Jano – ou Janus em latim – era o deus da mitologia romana de duas cabeças (passado e futuro) que abria as portas do ano; daí a referência ao primeiro mês do ano como janeiro. Como tinha duas cabeças, Jano era também o deus das indecisões – passado e futuro eram como paralelas que jamais se encontravam. Nossas Forças Armadas hoje em dia são a expressão moderna de Jano: de um lado, vivem da emulação do passado ditatorial, do qual se recusam a fazer autocrítica. Preferem associar a imagem do establishment militar a torcionários e assassinos, conspucando a memória dos pracinhas da FEB, do que reconhecer o erro. A outra cabeça olha o futuro: as missões de paz da ONU, como a do Haiti – o que criou a possibilidade concreta de os militares atuarem no apoio ao combate ao crime organizado nas metrópoles, a construção de uma moderna e eficaz rede de vigilância e proteção das fronteiras a oeste, principalmente a Amazônica – o Sisfron – e o reaparelhamento das forças para a defesa das riquezas litorâneas como o pré-sal.
E o nosso ministro da Defesa, Nelson Jobim, expressa como ninguém essa dicotomia – talvez por isso seja tão respeitado pelos militares. Um Jobim do passado, aquele que defende que a Comissão de Verdade a ser criada pelo governo apure também os “crimes” cometidos pelos militantes de esquerda na luta contra a ditadura. Como se eles já não tivessem sido julgados, condenados e, frequentemente, assassinados. Como se o combate à tirania não fosse um direito, o direito à resistência, tese consagrada no Ocidente desde Tomás de Aquino. Alguém em sã consciência diria que os maquis franceses e os partisans italianos eram iguais aos nazi-fascistas?
Mas há outro Jobim, do futuro, aquele que elaborou a Estratégia Nacional de Defesa, redefiniu o papel das Forças Armadas e garantiu as condições de transferência de tecnologia para recriar a indústria bélica nacional. Um Jobim que também garantiu a unificação efetiva – operacional e financeira – das forças singulares no Ministério da Defesa e se opôs a que o Brasil assinasse o protocolo adicional do Tratado de Não-Proliferação Nuclear (TNP), como os EUA queriam.

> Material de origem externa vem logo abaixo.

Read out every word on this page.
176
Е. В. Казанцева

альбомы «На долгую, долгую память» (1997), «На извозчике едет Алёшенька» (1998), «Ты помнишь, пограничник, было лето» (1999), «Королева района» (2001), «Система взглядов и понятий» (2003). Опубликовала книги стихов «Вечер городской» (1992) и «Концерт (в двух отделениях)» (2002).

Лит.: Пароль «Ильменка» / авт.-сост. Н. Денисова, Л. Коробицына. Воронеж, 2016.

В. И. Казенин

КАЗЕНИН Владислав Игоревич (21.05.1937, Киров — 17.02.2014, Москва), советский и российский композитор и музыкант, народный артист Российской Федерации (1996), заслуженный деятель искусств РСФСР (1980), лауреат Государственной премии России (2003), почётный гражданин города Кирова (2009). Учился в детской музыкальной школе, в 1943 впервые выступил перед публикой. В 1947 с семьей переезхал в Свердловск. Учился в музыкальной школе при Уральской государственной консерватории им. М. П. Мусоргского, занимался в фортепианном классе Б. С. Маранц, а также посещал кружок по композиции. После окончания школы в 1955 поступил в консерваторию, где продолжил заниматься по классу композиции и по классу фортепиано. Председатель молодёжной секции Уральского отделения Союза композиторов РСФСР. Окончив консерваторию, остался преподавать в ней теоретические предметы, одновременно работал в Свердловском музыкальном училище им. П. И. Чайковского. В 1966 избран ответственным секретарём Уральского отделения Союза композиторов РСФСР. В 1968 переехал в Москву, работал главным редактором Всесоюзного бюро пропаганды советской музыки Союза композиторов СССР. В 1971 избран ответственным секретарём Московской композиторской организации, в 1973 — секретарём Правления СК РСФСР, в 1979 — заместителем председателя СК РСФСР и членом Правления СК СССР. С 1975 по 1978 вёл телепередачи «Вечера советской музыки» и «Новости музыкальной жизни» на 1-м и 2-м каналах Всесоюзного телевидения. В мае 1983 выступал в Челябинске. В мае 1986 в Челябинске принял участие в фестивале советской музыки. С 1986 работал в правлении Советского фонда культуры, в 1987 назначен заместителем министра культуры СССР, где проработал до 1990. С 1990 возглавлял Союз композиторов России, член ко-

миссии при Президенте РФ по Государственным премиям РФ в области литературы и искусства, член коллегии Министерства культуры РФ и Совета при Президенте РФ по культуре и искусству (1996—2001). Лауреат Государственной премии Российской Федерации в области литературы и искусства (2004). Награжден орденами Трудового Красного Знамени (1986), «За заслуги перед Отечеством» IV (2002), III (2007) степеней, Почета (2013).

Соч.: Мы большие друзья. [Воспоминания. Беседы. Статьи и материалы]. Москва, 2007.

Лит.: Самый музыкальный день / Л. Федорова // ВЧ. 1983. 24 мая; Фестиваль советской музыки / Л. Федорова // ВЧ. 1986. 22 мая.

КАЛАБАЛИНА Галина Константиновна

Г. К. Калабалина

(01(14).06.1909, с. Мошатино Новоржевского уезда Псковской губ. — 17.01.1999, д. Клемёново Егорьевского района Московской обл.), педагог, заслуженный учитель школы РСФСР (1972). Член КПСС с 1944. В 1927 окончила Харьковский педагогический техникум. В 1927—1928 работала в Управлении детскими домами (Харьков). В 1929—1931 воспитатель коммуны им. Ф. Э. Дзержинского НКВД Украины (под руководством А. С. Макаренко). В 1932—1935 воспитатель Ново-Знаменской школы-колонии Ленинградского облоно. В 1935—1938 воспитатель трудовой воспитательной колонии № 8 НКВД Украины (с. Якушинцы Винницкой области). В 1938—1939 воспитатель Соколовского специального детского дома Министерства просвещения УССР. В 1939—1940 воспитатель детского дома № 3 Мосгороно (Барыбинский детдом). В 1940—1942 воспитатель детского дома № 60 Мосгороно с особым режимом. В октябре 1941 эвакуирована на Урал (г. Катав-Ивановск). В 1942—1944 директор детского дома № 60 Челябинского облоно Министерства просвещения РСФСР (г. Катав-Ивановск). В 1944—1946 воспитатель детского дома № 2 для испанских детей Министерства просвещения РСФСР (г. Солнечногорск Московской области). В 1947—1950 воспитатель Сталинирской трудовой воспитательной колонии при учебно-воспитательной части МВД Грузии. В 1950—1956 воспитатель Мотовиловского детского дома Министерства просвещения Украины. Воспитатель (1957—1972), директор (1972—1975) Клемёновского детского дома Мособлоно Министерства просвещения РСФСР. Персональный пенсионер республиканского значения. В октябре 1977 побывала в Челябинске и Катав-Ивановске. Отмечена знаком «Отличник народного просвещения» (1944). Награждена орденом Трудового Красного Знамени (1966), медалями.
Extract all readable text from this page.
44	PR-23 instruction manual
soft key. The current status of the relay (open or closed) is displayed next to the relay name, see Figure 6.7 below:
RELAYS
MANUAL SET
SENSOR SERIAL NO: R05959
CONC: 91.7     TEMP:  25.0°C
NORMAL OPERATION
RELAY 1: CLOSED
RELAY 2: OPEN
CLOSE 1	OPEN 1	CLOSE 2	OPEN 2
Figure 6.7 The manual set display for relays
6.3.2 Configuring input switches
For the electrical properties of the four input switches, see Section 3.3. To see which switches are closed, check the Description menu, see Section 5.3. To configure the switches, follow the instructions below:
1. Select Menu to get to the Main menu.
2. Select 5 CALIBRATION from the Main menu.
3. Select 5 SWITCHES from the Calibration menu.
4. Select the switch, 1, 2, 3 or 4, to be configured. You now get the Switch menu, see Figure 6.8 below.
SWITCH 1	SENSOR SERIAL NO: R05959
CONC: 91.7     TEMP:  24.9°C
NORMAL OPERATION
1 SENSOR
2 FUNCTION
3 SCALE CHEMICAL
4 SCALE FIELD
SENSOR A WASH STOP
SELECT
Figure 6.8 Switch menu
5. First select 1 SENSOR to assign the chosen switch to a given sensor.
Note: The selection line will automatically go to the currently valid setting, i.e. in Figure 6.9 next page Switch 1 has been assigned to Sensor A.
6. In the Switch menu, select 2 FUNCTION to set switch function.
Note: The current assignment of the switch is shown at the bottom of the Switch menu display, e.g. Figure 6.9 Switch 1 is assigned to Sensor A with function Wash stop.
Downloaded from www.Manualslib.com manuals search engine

Na Roma antiga, o templo de Jano abria suas portas durante períodos de guerra e as fechava durante períodos de paz. Reza a lenda que, durante todo o Império Romano, as portas do templo foram fechadas apenas duas vezes: durante o reinado de Numa Pompílio (séc. XVIIIaC.) e sob o imperador Augusto (século I). É hora de fecharmos as portas do passado – o que significa que temos que prestar contas com ele, inclusive para não repeti-lo – para poder mirar o futuro. Afinal, “a tradição de todas as gerações mortas oprime o cérebro dos vivos como um pesadelo”, já dizia Karl Marx.